Morreu neste sábado (11), aos 48 anos, a atriz potiguar Titina Medeiros, após uma dura batalha contra um câncer de pâncreas. A artista estava em tratamento oncológico e já havia iniciado o terceiro protocolo de quimioterapia, quando seu estado de saúde se agravou.
A confirmação da morte foi feita pelo empresário Marcílio Amorim. O velório acontecerá no Teatro Alberto Maranhão, em Natal (RN), espaço simbólico para a cultura potiguar e para a trajetória da atriz. Até o momento, não foram divulgadas informações sobre o horário da cerimônia.
Titina Medeiros ganhou projeção nacional ao conquistar o grande público com seu carisma e talento, especialmente pelo papel de destaque na novela Cheias de Charme, onde se consolidou como um dos nomes mais queridos da dramaturgia recente.
Sua morte causa comoção no meio artístico e reacende um alerta importante sobre o câncer de pâncreas, uma das neoplasias mais agressivas e silenciosas da medicina.
O câncer de pâncreas se desenvolve em um órgão fundamental para a digestão e o controle da glicose no sangue. Trata-se de uma doença que, na maioria dos casos, é diagnosticada em estágio avançado, o que dificulta o tratamento e reduz as chances de cura.

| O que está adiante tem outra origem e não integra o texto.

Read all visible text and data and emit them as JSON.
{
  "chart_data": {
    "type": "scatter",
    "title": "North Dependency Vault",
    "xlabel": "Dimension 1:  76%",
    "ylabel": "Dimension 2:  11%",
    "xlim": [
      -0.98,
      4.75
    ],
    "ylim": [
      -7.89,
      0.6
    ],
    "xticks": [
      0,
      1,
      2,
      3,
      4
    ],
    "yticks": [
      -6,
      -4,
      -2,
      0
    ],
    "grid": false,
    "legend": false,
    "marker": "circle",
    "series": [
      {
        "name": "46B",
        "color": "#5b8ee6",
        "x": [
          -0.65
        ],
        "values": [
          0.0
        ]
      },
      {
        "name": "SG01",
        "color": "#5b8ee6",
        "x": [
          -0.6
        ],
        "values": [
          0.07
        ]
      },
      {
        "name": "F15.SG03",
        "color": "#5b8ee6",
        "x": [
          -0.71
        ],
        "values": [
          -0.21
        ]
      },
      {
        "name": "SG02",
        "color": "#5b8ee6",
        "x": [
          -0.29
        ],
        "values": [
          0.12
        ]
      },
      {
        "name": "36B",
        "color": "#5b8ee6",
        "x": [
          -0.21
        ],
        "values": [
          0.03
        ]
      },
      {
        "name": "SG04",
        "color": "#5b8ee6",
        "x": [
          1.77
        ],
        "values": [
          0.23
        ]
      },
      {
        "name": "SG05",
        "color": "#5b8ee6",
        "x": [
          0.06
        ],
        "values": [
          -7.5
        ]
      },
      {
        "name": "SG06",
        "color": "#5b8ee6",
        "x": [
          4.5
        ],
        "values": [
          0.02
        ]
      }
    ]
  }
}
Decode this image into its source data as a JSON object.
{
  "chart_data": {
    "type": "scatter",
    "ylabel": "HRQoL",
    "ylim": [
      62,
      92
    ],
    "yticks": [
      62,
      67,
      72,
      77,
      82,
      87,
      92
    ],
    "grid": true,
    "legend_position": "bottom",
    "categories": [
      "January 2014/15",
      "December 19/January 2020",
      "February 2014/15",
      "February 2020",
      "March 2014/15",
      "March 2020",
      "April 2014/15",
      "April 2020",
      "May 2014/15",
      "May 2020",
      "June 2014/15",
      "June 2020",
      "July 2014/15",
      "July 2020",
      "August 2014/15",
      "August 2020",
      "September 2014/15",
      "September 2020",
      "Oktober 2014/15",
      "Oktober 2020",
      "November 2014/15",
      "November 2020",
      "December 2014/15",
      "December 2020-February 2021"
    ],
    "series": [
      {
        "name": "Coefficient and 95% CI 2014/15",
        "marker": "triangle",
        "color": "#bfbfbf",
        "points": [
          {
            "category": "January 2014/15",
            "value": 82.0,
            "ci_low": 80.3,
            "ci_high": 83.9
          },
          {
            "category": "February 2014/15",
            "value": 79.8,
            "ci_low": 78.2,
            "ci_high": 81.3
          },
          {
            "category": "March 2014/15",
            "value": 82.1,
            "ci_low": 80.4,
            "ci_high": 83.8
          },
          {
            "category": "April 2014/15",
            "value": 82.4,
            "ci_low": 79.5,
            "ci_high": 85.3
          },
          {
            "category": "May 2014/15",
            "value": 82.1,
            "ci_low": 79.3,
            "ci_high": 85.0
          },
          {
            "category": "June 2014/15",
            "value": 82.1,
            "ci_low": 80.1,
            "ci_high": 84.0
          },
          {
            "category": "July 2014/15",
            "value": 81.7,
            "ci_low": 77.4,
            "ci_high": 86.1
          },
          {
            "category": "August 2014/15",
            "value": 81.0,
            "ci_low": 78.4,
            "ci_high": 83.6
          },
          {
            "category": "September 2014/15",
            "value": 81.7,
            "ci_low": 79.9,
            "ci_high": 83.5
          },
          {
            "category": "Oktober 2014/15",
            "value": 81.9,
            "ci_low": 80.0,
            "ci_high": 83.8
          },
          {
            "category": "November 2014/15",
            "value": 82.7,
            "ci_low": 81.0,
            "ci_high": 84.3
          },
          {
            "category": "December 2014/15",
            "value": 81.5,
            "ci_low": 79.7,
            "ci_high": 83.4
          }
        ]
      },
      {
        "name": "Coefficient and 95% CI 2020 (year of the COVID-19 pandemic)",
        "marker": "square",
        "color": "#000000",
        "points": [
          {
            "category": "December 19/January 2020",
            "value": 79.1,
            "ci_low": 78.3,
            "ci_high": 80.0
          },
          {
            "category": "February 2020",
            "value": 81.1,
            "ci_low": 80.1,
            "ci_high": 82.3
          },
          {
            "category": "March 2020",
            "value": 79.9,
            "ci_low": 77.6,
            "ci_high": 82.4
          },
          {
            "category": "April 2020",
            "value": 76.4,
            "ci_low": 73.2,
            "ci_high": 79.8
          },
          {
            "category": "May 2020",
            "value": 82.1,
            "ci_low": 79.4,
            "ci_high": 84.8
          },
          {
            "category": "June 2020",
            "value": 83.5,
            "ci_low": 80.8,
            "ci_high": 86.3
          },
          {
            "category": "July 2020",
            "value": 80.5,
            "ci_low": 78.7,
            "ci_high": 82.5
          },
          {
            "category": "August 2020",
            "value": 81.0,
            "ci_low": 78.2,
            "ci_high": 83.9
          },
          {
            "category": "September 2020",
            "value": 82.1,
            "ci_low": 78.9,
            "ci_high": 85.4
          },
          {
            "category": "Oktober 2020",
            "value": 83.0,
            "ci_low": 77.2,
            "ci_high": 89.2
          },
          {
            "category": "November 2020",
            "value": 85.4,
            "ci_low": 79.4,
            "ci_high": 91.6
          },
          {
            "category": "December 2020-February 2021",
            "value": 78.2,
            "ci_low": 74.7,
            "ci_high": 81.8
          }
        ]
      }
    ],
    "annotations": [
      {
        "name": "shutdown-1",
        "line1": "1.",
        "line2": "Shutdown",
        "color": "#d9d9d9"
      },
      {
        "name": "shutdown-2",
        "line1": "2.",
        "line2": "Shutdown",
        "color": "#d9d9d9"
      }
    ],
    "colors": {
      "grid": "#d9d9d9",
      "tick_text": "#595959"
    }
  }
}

Entre os principais fatores de risco estão:
Tabagismo
Obesidade
Diabetes
Histórico familiar
Consumo excessivo de álcool
Um dos maiores desafios do câncer de pâncreas é que seus sintomas iniciais são inespecíficos, como:
Dor abdominal vaga
Perda de peso inexplicável
Fraqueza
Icterícia (pele e olhos amarelados)
Alterações digestivas
Por isso, muitos pacientes só descobrem a doença quando ela já está em estágio avançado, exigindo tratamentos agressivos, como múltiplos protocolos de quimioterapia.
A partida de Titina Medeiros deixa um vazio na cultura brasileira, mas também transforma sua história em alerta de saúde pública. Falar sobre câncer de pâncreas é falar sobre atenção aos sinais do corpo, acesso ao diagnóstico e importância da informação.
Transformar a perda em conscientização é uma forma legítima de homenagem.